J’ai la chance de me consacrer à un métier que j’aime, d’être entourée de collègues qui partagent mes valeurs et mes engagements, de côtoyer chaque jour des cégépiens et des cégépiennes qui m’épatent et m’étonnent. Pourtant, il me faut rester vigilante avec les pièges de la vocation ; la ligne est mince entre l’engagement et l’engloutissement, entre se dédier et se damner. Chaque matin, je laisse glisser mes doigts sur les étagères de ma bibliothèque.

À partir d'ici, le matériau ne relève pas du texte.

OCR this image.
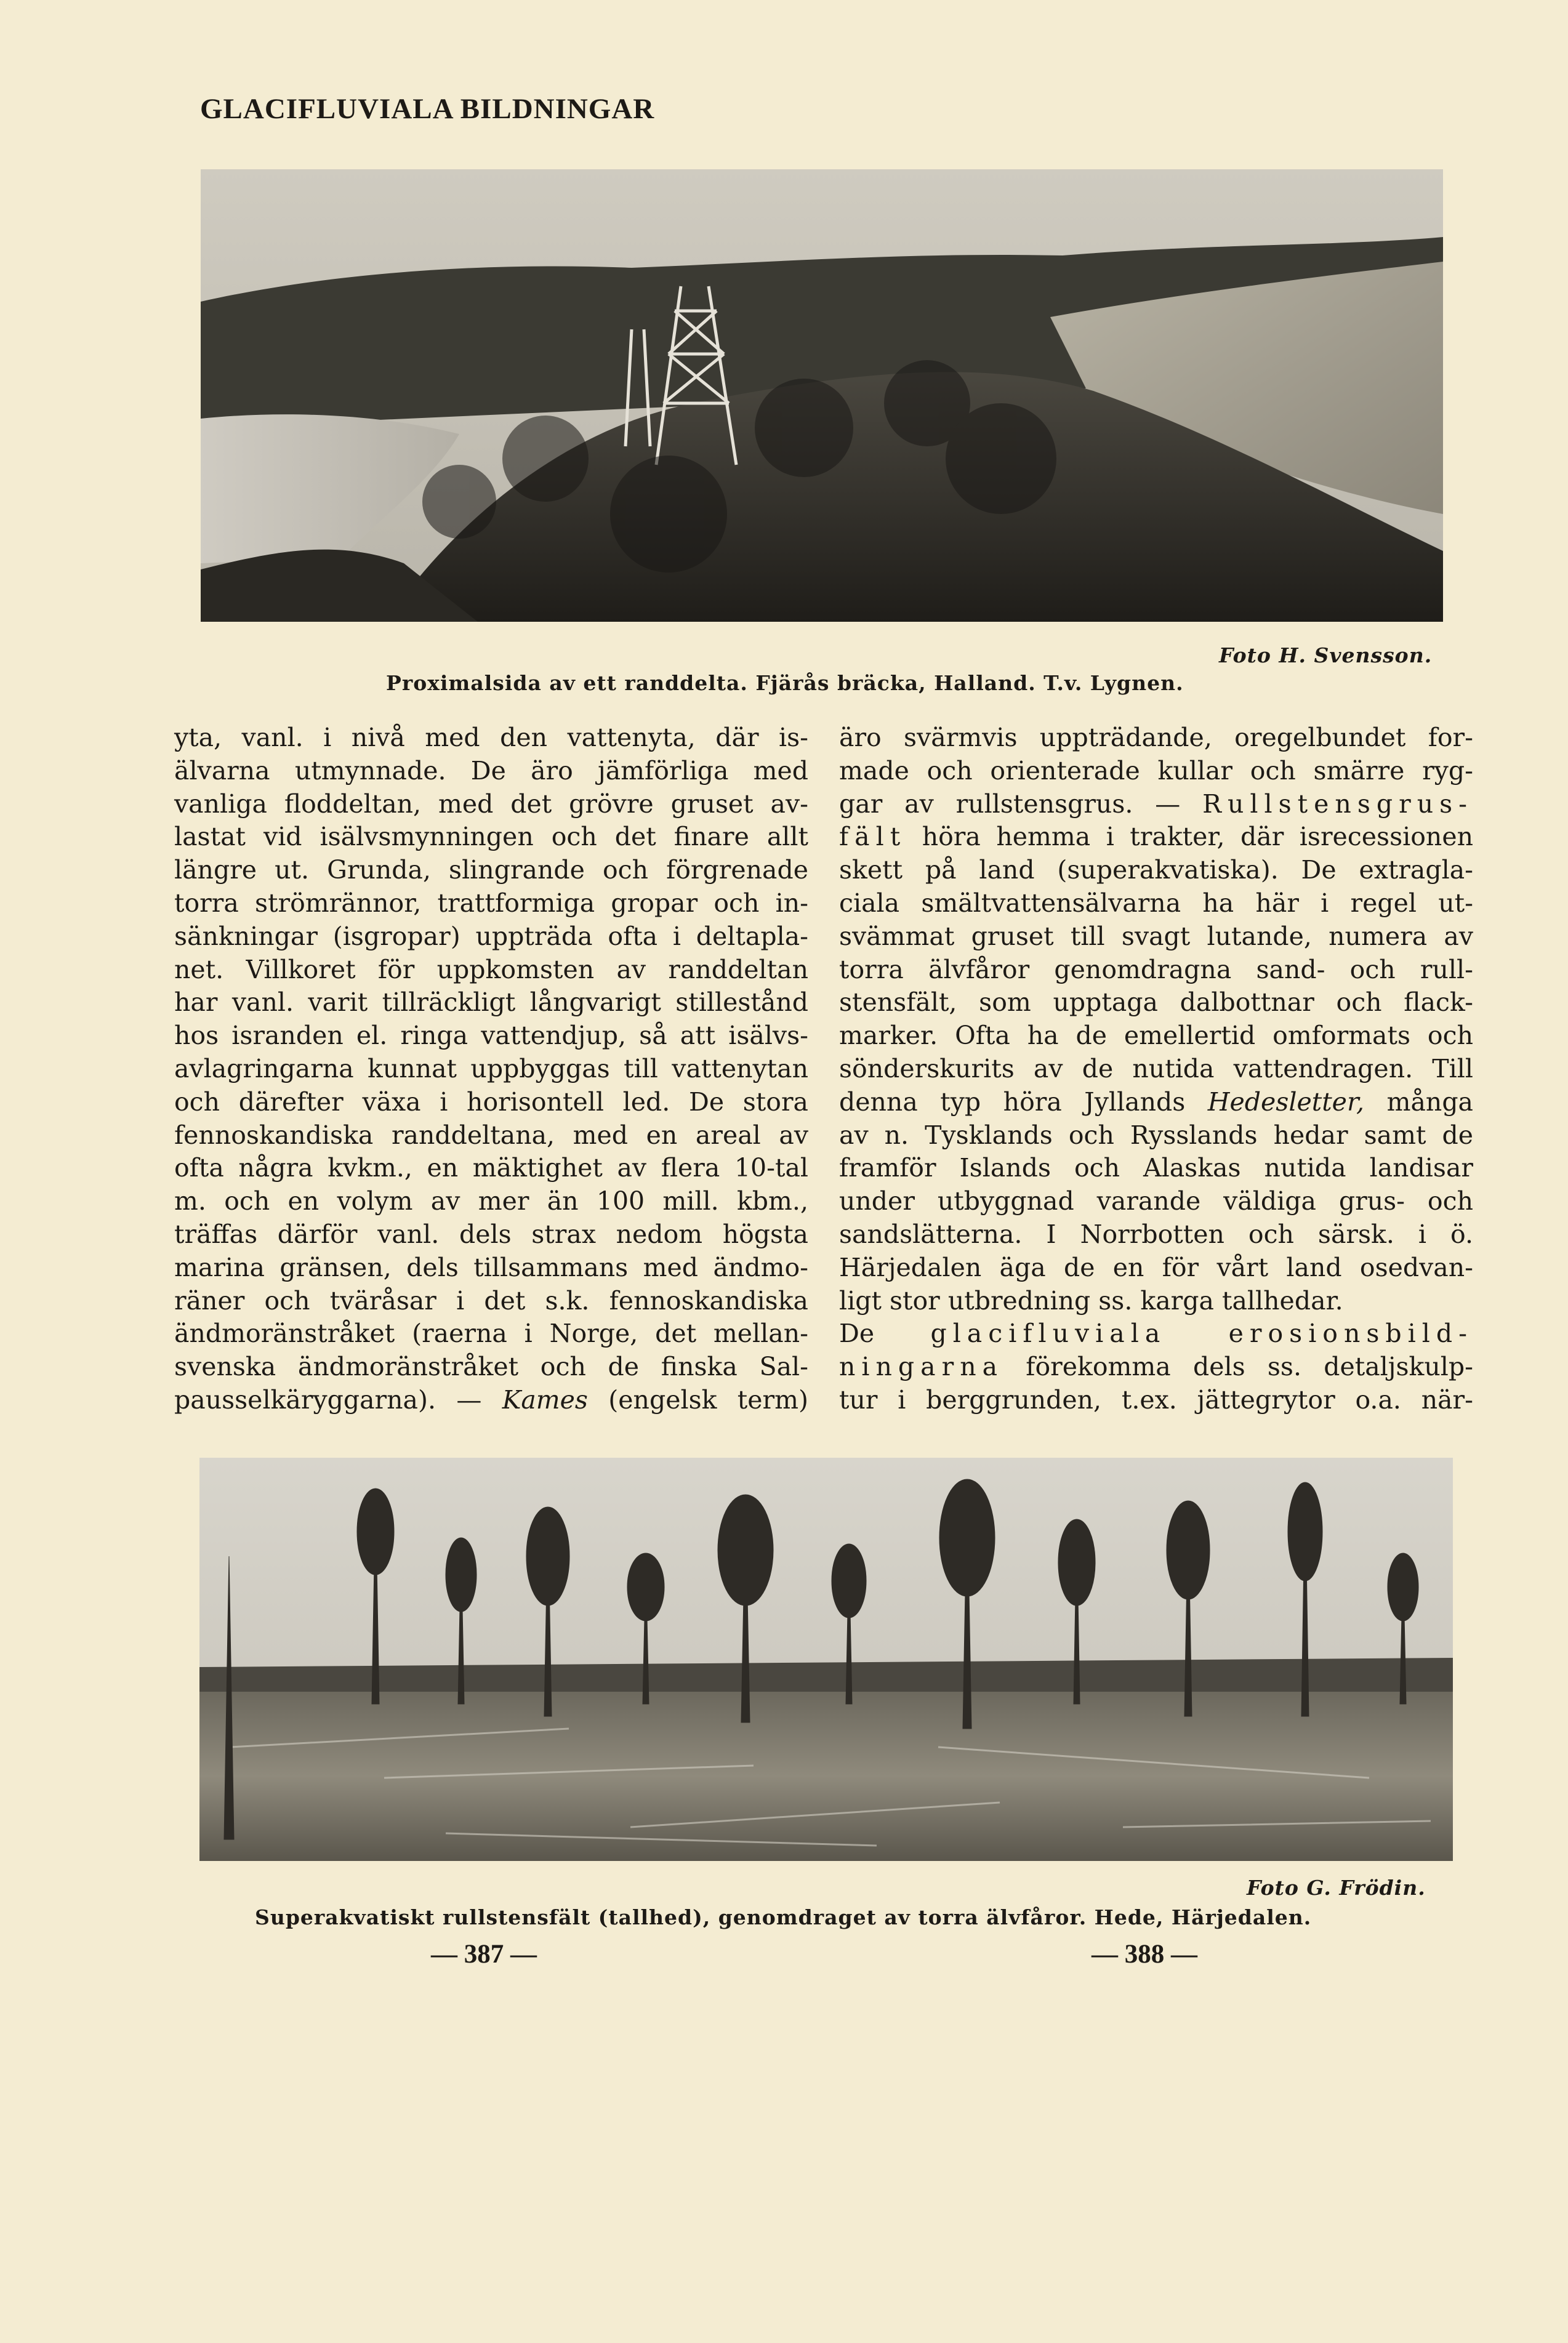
GLACIFLUVIALA BILDNINGAR
Foto H. Svensson.
Proximalsida av ett randdelta. Fjärås bräcka, Halland. T.v. Lygnen.
yta, vanl. i nivå med den vattenyta, där is-
älvarna utmynnade. De äro jämförliga med
vanliga floddeltan, med det grövre gruset av-
lastat vid isälvsmynningen och det finare allt
längre ut. Grunda, slingrande och förgrenade
torra strömrännor, trattformiga gropar och in-
sänkningar (isgropar) uppträda ofta i deltapla-
net. Villkoret för uppkomsten av randdeltan
har vanl. varit tillräckligt långvarigt stillestånd
hos isranden el. ringa vattendjup, så att isälvs-
avlagringarna kunnat uppbyggas till vattenytan
och därefter växa i horisontell led. De stora
fennoskandiska randdeltana, med en areal av
ofta några kvkm., en mäktighet av flera 10-tal
m. och en volym av mer än 100 mill. kbm.,
träffas därför vanl. dels strax nedom högsta
marina gränsen, dels tillsammans med ändmo-
räner och tväråsar i det s.k. fennoskandiska
ändmoränstråket (raerna i Norge, det mellan-
svenska ändmoränstråket och de finska Sal-
pausselkäryggarna). — Kames (engelsk term)
äro svärmvis uppträdande, oregelbundet for-
made och orienterade kullar och smärre ryg-
gar av rullstensgrus. — Rullstensgrus-
fält höra hemma i trakter, där isrecessionen
skett på land (superakvatiska). De extragla-
ciala smältvattensälvarna ha här i regel ut-
svämmat gruset till svagt lutande, numera av
torra älvfåror genomdragna sand- och rull-
stensfält, som upptaga dalbottnar och flack-
marker. Ofta ha de emellertid omformats och
sönderskurits av de nutida vattendragen. Till
denna typ höra Jyllands Hedesletter, många
av n. Tysklands och Rysslands hedar samt de
framför Islands och Alaskas nutida landisar
under utbyggnad varande väldiga grus- och
sandslätterna. I Norrbotten och särsk. i ö.
Härjedalen äga de en för vårt land osedvan-
ligt stor utbredning ss. karga tallhedar.
De glacifluviala erosionsbild-
ningarna förekomma dels ss. detaljskulp-
tur i berggrunden, t.ex. jättegrytor o.a. när-
Foto G. Frödin.
Superakvatiskt rullstensfält (tallhed), genomdraget av torra älvfåror. Hede, Härjedalen.
— 387 —	— 388 —
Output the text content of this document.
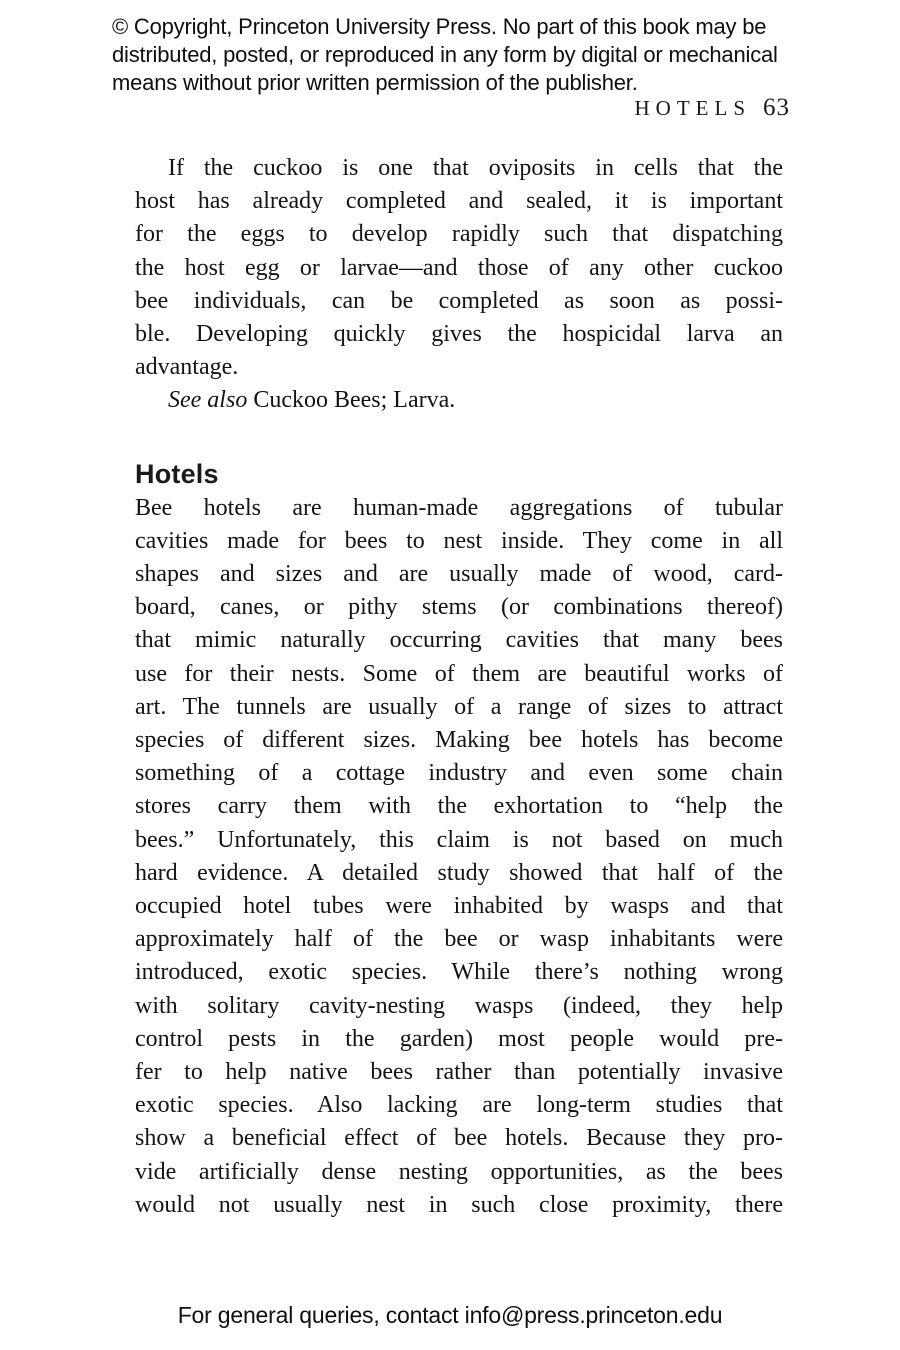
© Copyright, Princeton University Press. No part of this book may be
distributed, posted, or reproduced in any form by digital or mechanical
means without prior written permission of the publisher.
HOTELS 63
If the cuckoo is one that oviposits in cells that the
host has already completed and sealed, it is important
for the eggs to develop rapidly such that dispatching
the host egg or larvae—and those of any other cuckoo
bee individuals, can be completed as soon as possi-
ble. Developing quickly gives the hospicidal larva an
advantage.
See also Cuckoo Bees; Larva.
Hotels
Bee hotels are human-made aggregations of tubular
cavities made for bees to nest inside. They come in all
shapes and sizes and are usually made of wood, card-
board, canes, or pithy stems (or combinations thereof)
that mimic naturally occurring cavities that many bees
use for their nests. Some of them are beautiful works of
art. The tunnels are usually of a range of sizes to attract
species of different sizes. Making bee hotels has become
something of a cottage industry and even some chain
stores carry them with the exhortation to “help the
bees.” Unfortunately, this claim is not based on much
hard evidence. A detailed study showed that half of the
occupied hotel tubes were inhabited by wasps and that
approximately half of the bee or wasp inhabitants were
introduced, exotic species. While there’s nothing wrong
with solitary cavity-nesting wasps (indeed, they help
control pests in the garden) most people would pre-
fer to help native bees rather than potentially invasive
exotic species. Also lacking are long-term studies that
show a beneficial effect of bee hotels. Because they pro-
vide artificially dense nesting opportunities, as the bees
would not usually nest in such close proximity, there
For general queries, contact info@press.princeton.edu
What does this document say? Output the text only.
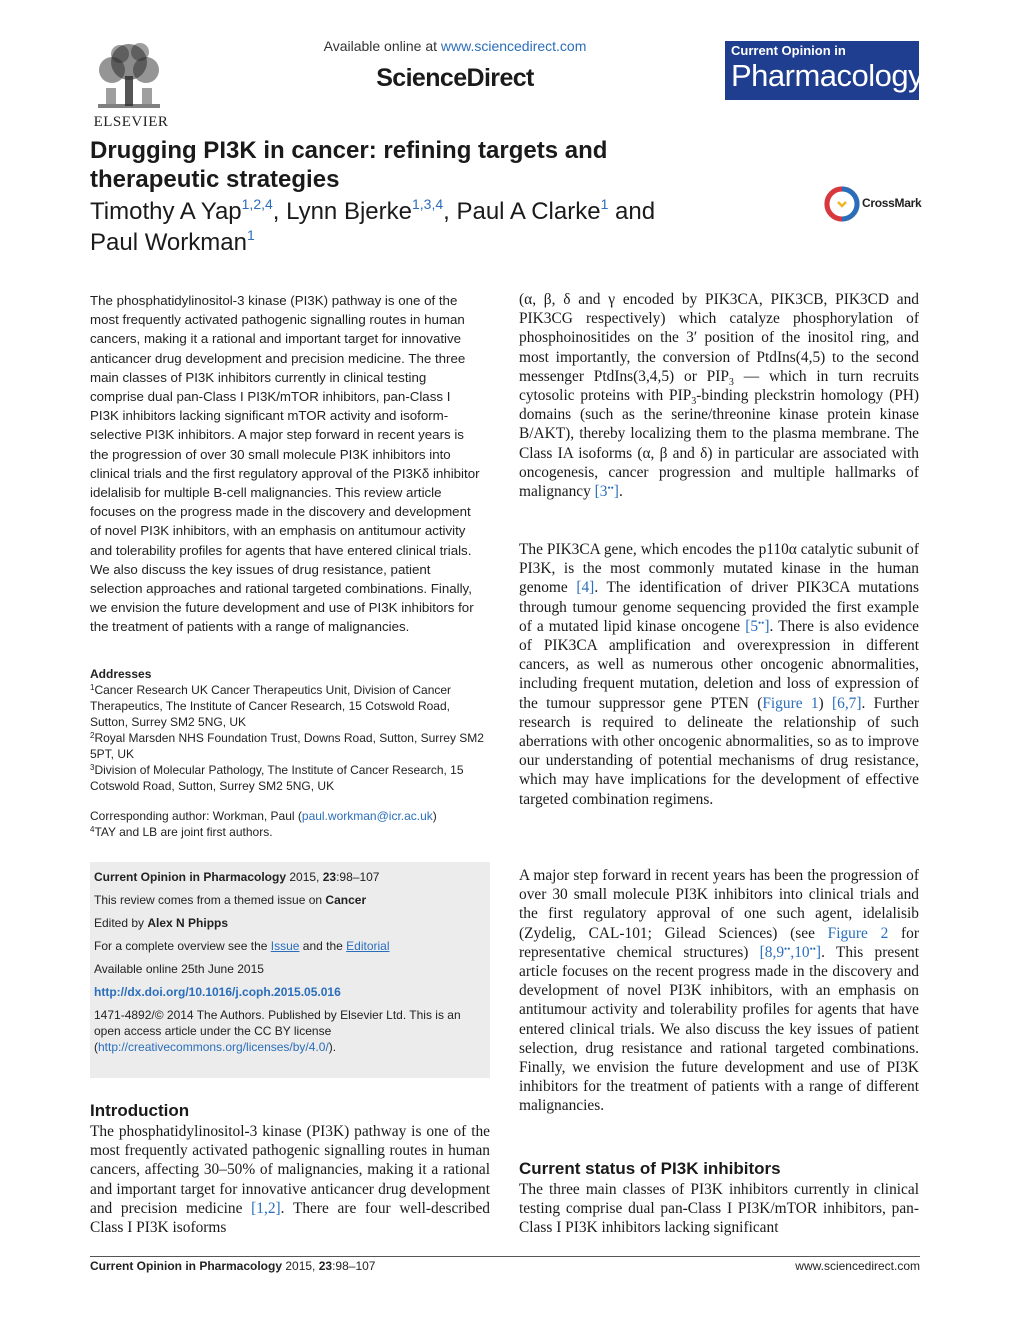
ELSEVIER
Available online at www.sciencedirect.com
ScienceDirect
Current Opinion in
Pharmacology
Drugging PI3K in cancer: refining targets and therapeutic strategies
Timothy A Yap$^{1,2,4}$, Lynn Bjerke$^{1,3,4}$, Paul A Clarke$^1$ and
Paul Workman$^1$
CrossMark

The phosphatidylinositol-3 kinase (PI3K) pathway is one of the most frequently activated pathogenic signalling routes in human cancers, making it a rational and important target for innovative anticancer drug development and precision medicine. The three main classes of PI3K inhibitors currently in clinical testing comprise dual pan-Class I PI3K/mTOR inhibitors, pan-Class I PI3K inhibitors lacking significant mTOR activity and isoform-selective PI3K inhibitors. A major step forward in recent years is the progression of over 30 small molecule PI3K inhibitors into clinical trials and the first regulatory approval of the PI3Kδ inhibitor idelalisib for multiple B-cell malignancies. This review article focuses on the progress made in the discovery and development of novel PI3K inhibitors, with an emphasis on antitumour activity and tolerability profiles for agents that have entered clinical trials. We also discuss the key issues of drug resistance, patient selection approaches and rational targeted combinations. Finally, we envision the future development and use of PI3K inhibitors for the treatment of patients with a range of malignancies.

Addresses
$^1$Cancer Research UK Cancer Therapeutics Unit, Division of Cancer Therapeutics, The Institute of Cancer Research, 15 Cotswold Road, Sutton, Surrey SM2 5NG, UK
$^2$Royal Marsden NHS Foundation Trust, Downs Road, Sutton, Surrey SM2 5PT, UK
$^3$Division of Molecular Pathology, The Institute of Cancer Research, 15 Cotswold Road, Sutton, Surrey SM2 5NG, UK
Corresponding author: Workman, Paul (paul.workman@icr.ac.uk)
$^4$TAY and LB are joint first authors.
Current Opinion in Pharmacology 2015, 23:98–107
This review comes from a themed issue on Cancer
Edited by Alex N Phipps
For a complete overview see the Issue and the Editorial
Available online 25th June 2015
http://dx.doi.org/10.1016/j.coph.2015.05.016
1471-4892/© 2014 The Authors. Published by Elsevier Ltd. This is an open access article under the CC BY license (http://creativecommons.org/licenses/by/4.0/).
Introduction

The phosphatidylinositol-3 kinase (PI3K) pathway is one of the most frequently activated pathogenic signalling routes in human cancers, affecting 30–50% of malignancies, making it a rational and important target for innovative anticancer drug development and precision medicine [1,2]. There are four well-described Class I PI3K isoforms

(α, β, δ and γ encoded by PIK3CA, PIK3CB, PIK3CD and PIK3CG respectively) which catalyze phosphorylation of phosphoinositides on the 3′ position of the inositol ring, and most importantly, the conversion of PtdIns(4,5) to the second messenger PtdIns(3,4,5) or $PIP_3$ — which in turn recruits cytosolic proteins with $PIP_3$-binding pleckstrin homology (PH) domains (such as the serine/threonine kinase protein kinase B/AKT), thereby localizing them to the plasma membrane. The Class IA isoforms (α, β and δ) in particular are associated with oncogenesis, cancer progression and multiple hallmarks of malignancy [3••].

The PIK3CA gene, which encodes the p110α catalytic subunit of PI3K, is the most commonly mutated kinase in the human genome [4]. The identification of driver PIK3CA mutations through tumour genome sequencing provided the first example of a mutated lipid kinase oncogene [5••]. There is also evidence of PIK3CA amplification and overexpression in different cancers, as well as numerous other oncogenic abnormalities, including frequent mutation, deletion and loss of expression of the tumour suppressor gene PTEN (Figure 1) [6,7]. Further research is required to delineate the relationship of such aberrations with other oncogenic abnormalities, so as to improve our understanding of potential mechanisms of drug resistance, which may have implications for the development of effective targeted combination regimens.

A major step forward in recent years has been the progression of over 30 small molecule PI3K inhibitors into clinical trials and the first regulatory approval of one such agent, idelalisib (Zydelig, CAL-101; Gilead Sciences) (see Figure 2 for representative chemical structures) [8,9••,10••]. This present article focuses on the recent progress made in the discovery and development of novel PI3K inhibitors, with an emphasis on antitumour activity and tolerability profiles for agents that have entered clinical trials. We also discuss the key issues of patient selection, drug resistance and rational targeted combinations. Finally, we envision the future development and use of PI3K inhibitors for the treatment of patients with a range of different malignancies.

Current status of PI3K inhibitors

The three main classes of PI3K inhibitors currently in clinical testing comprise dual pan-Class I PI3K/mTOR inhibitors, pan-Class I PI3K inhibitors lacking significant

Current Opinion in Pharmacology 2015, 23:98–107	www.sciencedirect.com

J’ouvre un livre où s’agitent des personnages complexes et pleins de failles : d’une page à l’autre, défile le cortège des détresses clandestines, des tristesses sans-voix, des espoirs sans-papiers, des rêves écorchés, des désespérées magnifiques, des chômeuses accablées, des ouvrières épuisées, des caissières automates et des mères fatiguées. 

 

Chaque matin, j’ouvre grand la voûte et je donne à mes élèves les moyens de découvrir le code secret de chaque livre, de trouver les clés de l’empathie, de la vigilance et de l’indignation nécessaires pour faire face à la complexité, à l’altérité et aux injustices du monde dans lequel on vit.

 

J’enseigne la littérature, paraît-il. 

Mais au fond de moi, je sais que je suis gardienne de coffre-fort.